Portanto, Paulo vê na Cruz não um acontecimento irracional, mas um
acontecimento salvífico que possui um seu bom senso reconhecível à luz da fé.
Ao mesmo tempo, ele tem tanta confiança na razão humana, a ponto de se admirar
pelo facto de que muitos, mesmo vendo as obras realizadas por Deus, se obstinam
a não acreditar n’Ele. Na Carta
aos Romanos diz: «Com efeito,
as... perfeições invisíveis [de Deus], o seu poder e divindade sempiternos,
tornam-se visíveis à inteligência, através das suas obras» (1, 20). Assim,
também são Pedro exorta os cristãos da diáspora a adorar «Cristo Senhor nos
vossos corações. Estai sempre prontos a responder, para a vossa defesa, a todo
aquele que vos perguntar a razão da vossa esperança» (1 Pd 3, 15). Num clima de perseguição e de
forte exigência de testemunhar a fé, aos fiéis pede-se que justifiquem com
motivações fundadas a sua adesão à palavra do Evangelho, que expliquemos a
razão da nossa esperança.
É nestas premissas acerca do nexo
fecundo entre compreender e crer que se funda inclusive a relação virtuosa
entre ciência e fé. Como vemos, a pesquisa científica leva ao conhecimento de
verdades sempre novas sobre o homem e o cosmos. O verdadeiro bem da humanidade,
acessível na fé, abre o horizonte no qual se deve mover o seu caminho de
descoberta. Portanto devem ser encorajadas, por exemplo, as investigações
postas ao serviço da vida, que visam debelar as enfermidades. São importantes
também as pesquisas destinadas a descobrir os segredos do nosso planeta e do
universo, na consciência de que o homem está no ápice da criação não para a
explorar insensatamente, mas para a preservar e tornar habitável. Assim a fé,
vivida realmente, não entra em conflito com a ciência, aliás, coopera com ela,
oferecendo critérios basilares a fim de que promova o bem de todos, pedindo-lhe
que renuncie apenas àquelas tentativas que — opondo-se ao desígnio originário
de Deus — podem produzir efeitos que se voltam contra o próprio homem. Também
por isso é razoável acreditar: se a ciência é uma aliada preciosa da fé para a
compreensão do desígnio de Deus no universo, a fé permite que o progresso
científico se realize sempre para o bem e para a verdade do homem, permanecendo
fiel a este mesmo desígnio.
Eis por que motivo é decisivo para
o homem abrir-se à fé e conhecer Deus e o seu desígnio de salvação em Jesus
Cristo. No Evangelho é inaugurado um novo humanismo, uma autêntica «gramática»

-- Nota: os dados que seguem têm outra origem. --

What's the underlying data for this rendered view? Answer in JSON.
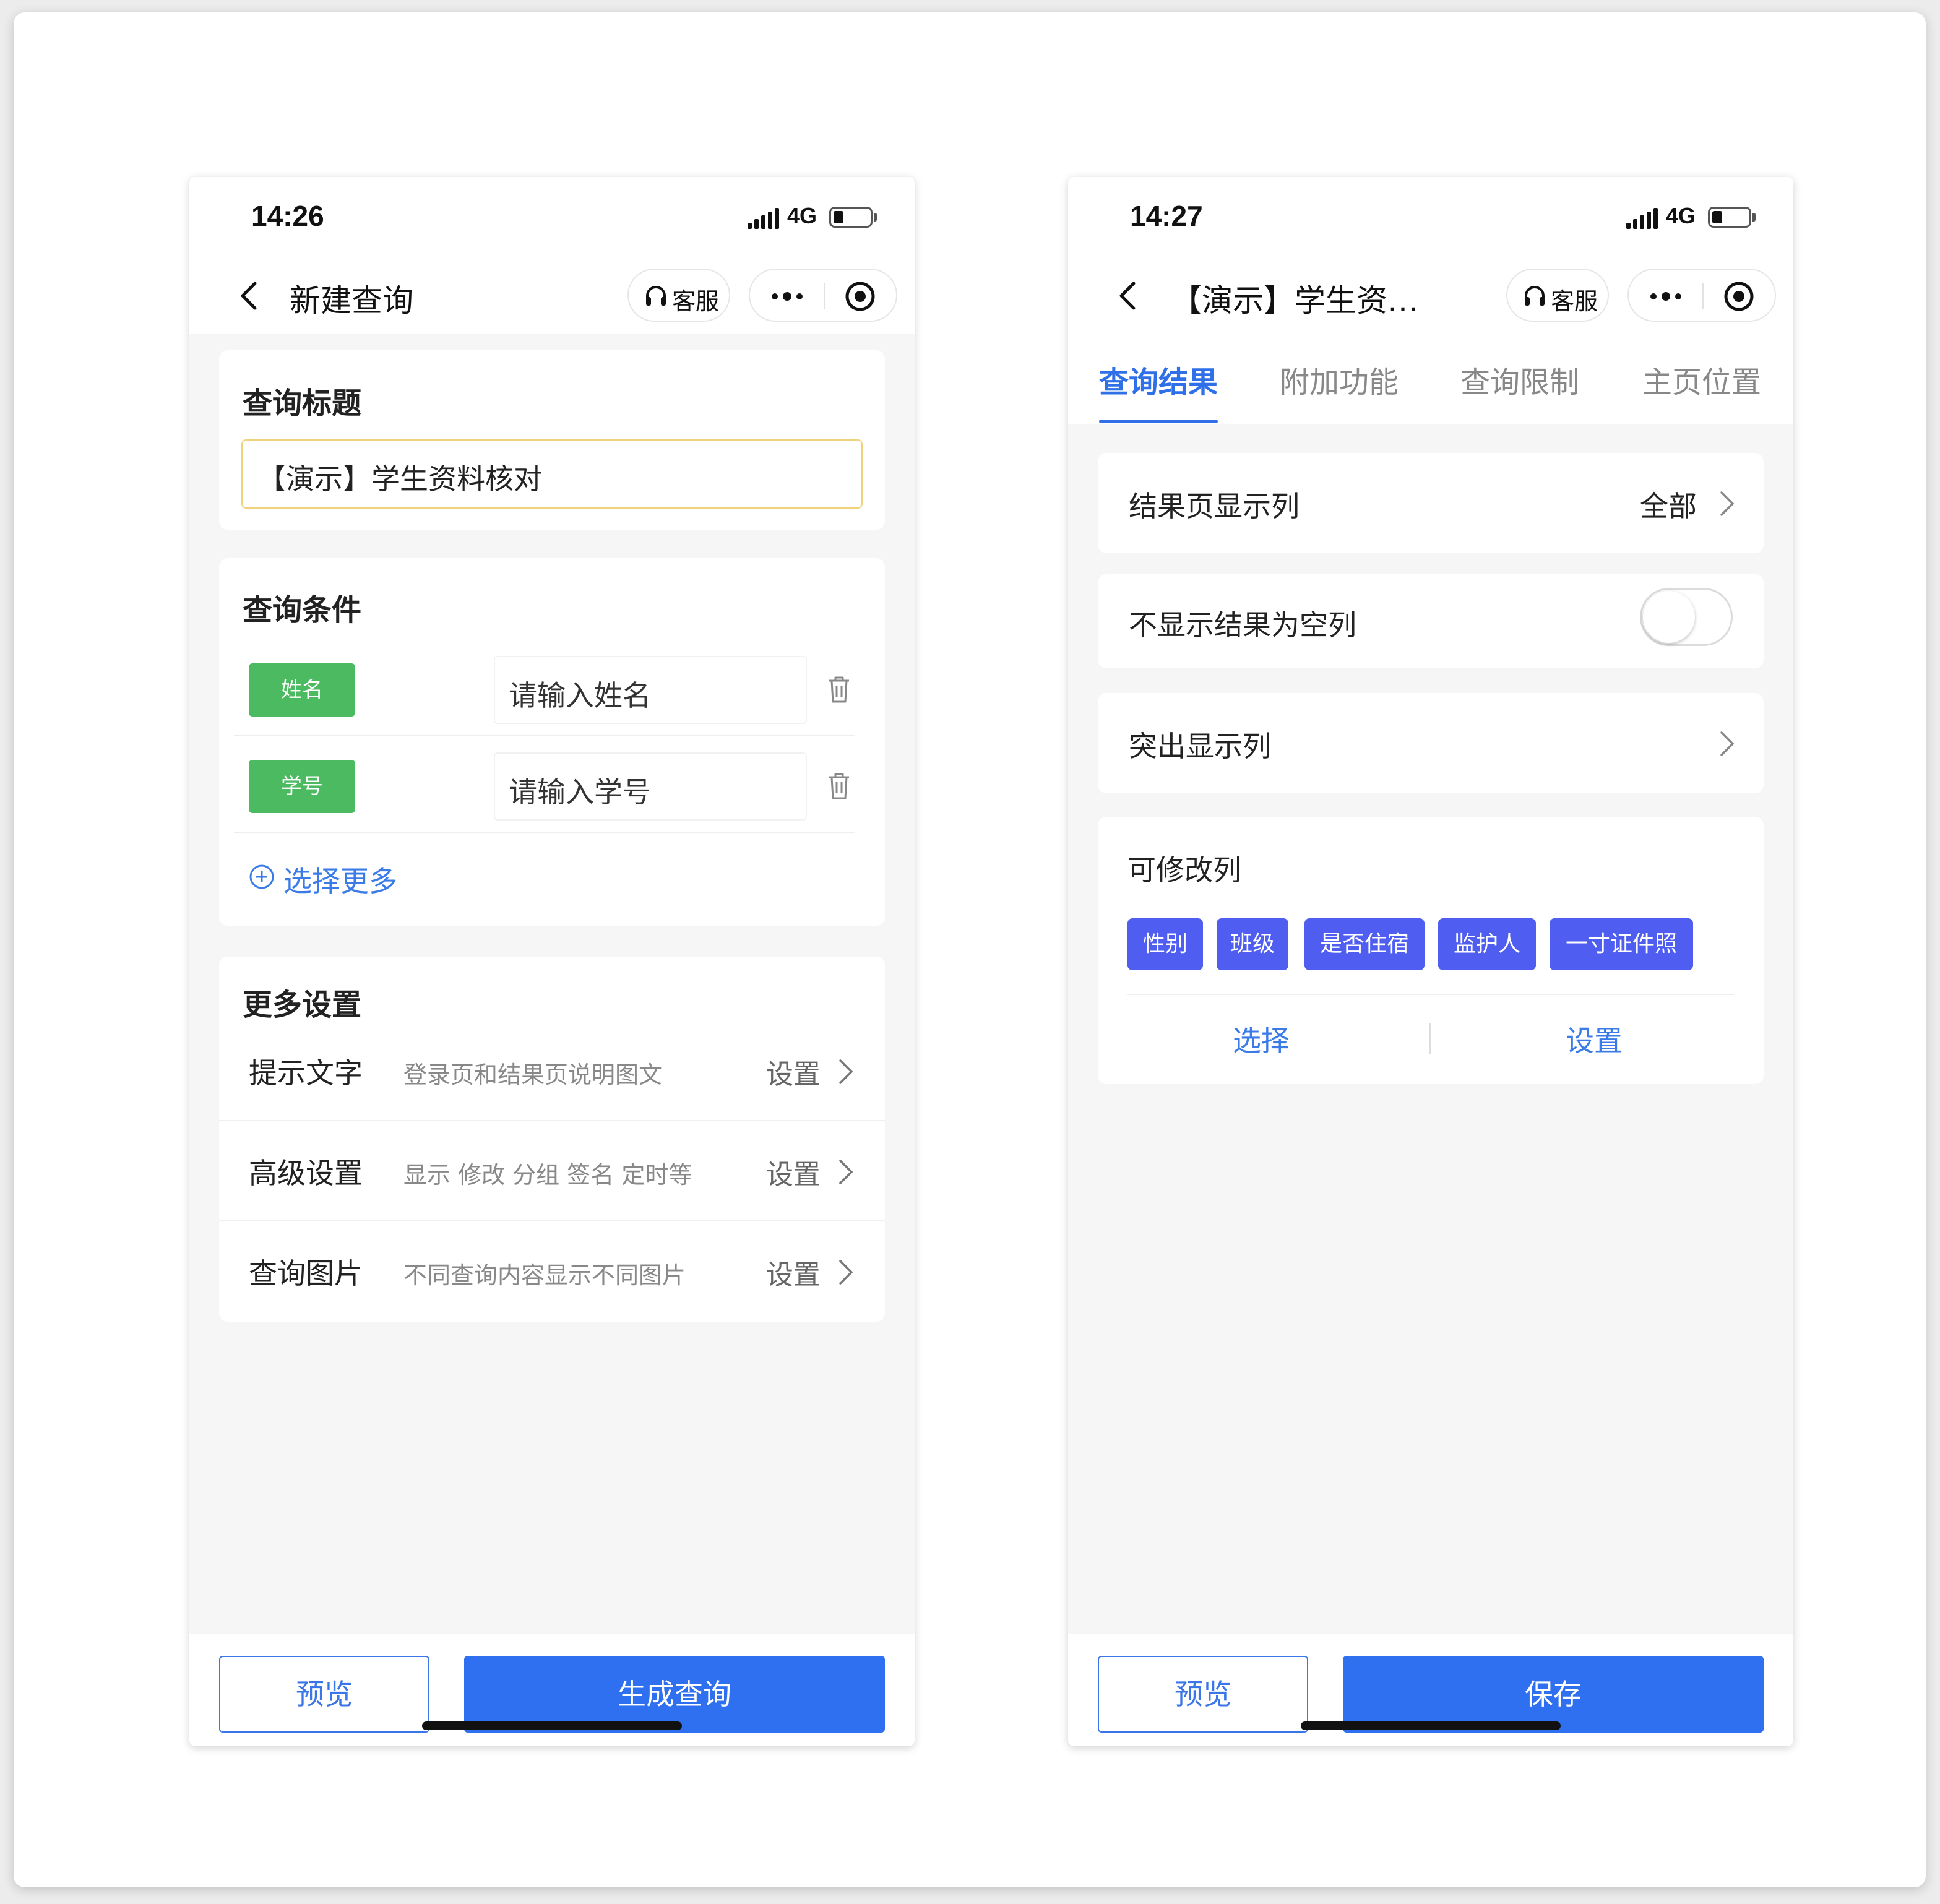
{
  "left_phone": {
    "status": {
      "time": "14:26",
      "network": "4G",
      "battery_level": 0.25
    },
    "nav": {
      "title": "新建查询",
      "service_label": "客服"
    },
    "title_card": {
      "heading": "查询标题",
      "value": "【演示】学生资料核对"
    },
    "conditions_card": {
      "heading": "查询条件",
      "rows": [
        {
          "tag": "姓名",
          "placeholder": "请输入姓名"
        },
        {
          "tag": "学号",
          "placeholder": "请输入学号"
        }
      ],
      "select_more": "选择更多"
    },
    "more_settings_card": {
      "heading": "更多设置",
      "rows": [
        {
          "name": "提示文字",
          "desc": "登录页和结果页说明图文",
          "action": "设置"
        },
        {
          "name": "高级设置",
          "desc": "显示 修改 分组 签名 定时等",
          "action": "设置"
        },
        {
          "name": "查询图片",
          "desc": "不同查询内容显示不同图片",
          "action": "设置"
        }
      ]
    },
    "bottom": {
      "preview": "预览",
      "primary": "生成查询"
    }
  },
  "right_phone": {
    "status": {
      "time": "14:27",
      "network": "4G",
      "battery_level": 0.25
    },
    "nav": {
      "title": "【演示】学生资…",
      "service_label": "客服"
    },
    "tabs": [
      "查询结果",
      "附加功能",
      "查询限制",
      "主页位置"
    ],
    "active_tab": 0,
    "result_columns": {
      "label": "结果页显示列",
      "value": "全部"
    },
    "hide_empty": {
      "label": "不显示结果为空列",
      "enabled": false
    },
    "highlight": {
      "label": "突出显示列"
    },
    "editable": {
      "heading": "可修改列",
      "chips": [
        "性别",
        "班级",
        "是否住宿",
        "监护人",
        "一寸证件照"
      ],
      "select": "选择",
      "settings": "设置"
    },
    "bottom": {
      "preview": "预览",
      "primary": "保存"
    }
  },
  "colors": {
    "primary_blue": "#2f70f0",
    "link_blue": "#3a7be8",
    "tag_green": "#4cba61",
    "chip_indigo": "#4f5ef0",
    "input_highlight": "#f0d27a"
  }
}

do homem e de toda a realidade. O Catecismo da Igreja Católica afirma: «A verdade de
Deus é a sua sabedoria, que comanda toda a ordem da criação e governo do mundo.
Só Deus que, sozinho, “criou o céu e a terra” (Sl 115, 15), pode dar o conhecimento verdadeiro
de todas as coisas criadas na sua relação com Ele» (n. 216).
Então, confiamos que o nosso
compromisso na evangelização ajuda a dar uma renovada centralidade ao Evangelho
na vida de muitos homens e mulheres do nosso tempo. E oremos a fim de que todos
voltem a encontrar em Cristo o sentido da existência e o fundamento da
verdadeira liberdade: com efeito, sem Deus o homem perde-se a si próprio. Os
testemunhos de quantos nos precederam e dedicaram a sua vida ao Evangelho
confirmam-no para sempre. Crer é razoável, está em jogo a nossa existência.
Vale a pena despender-se por Cristo, o único que sacia os desejos de verdade e
de bem arraigados na alma de cada homem: agora, no tempo que passa, e no dia
sem ocaso da Eternidade bem-aventurada.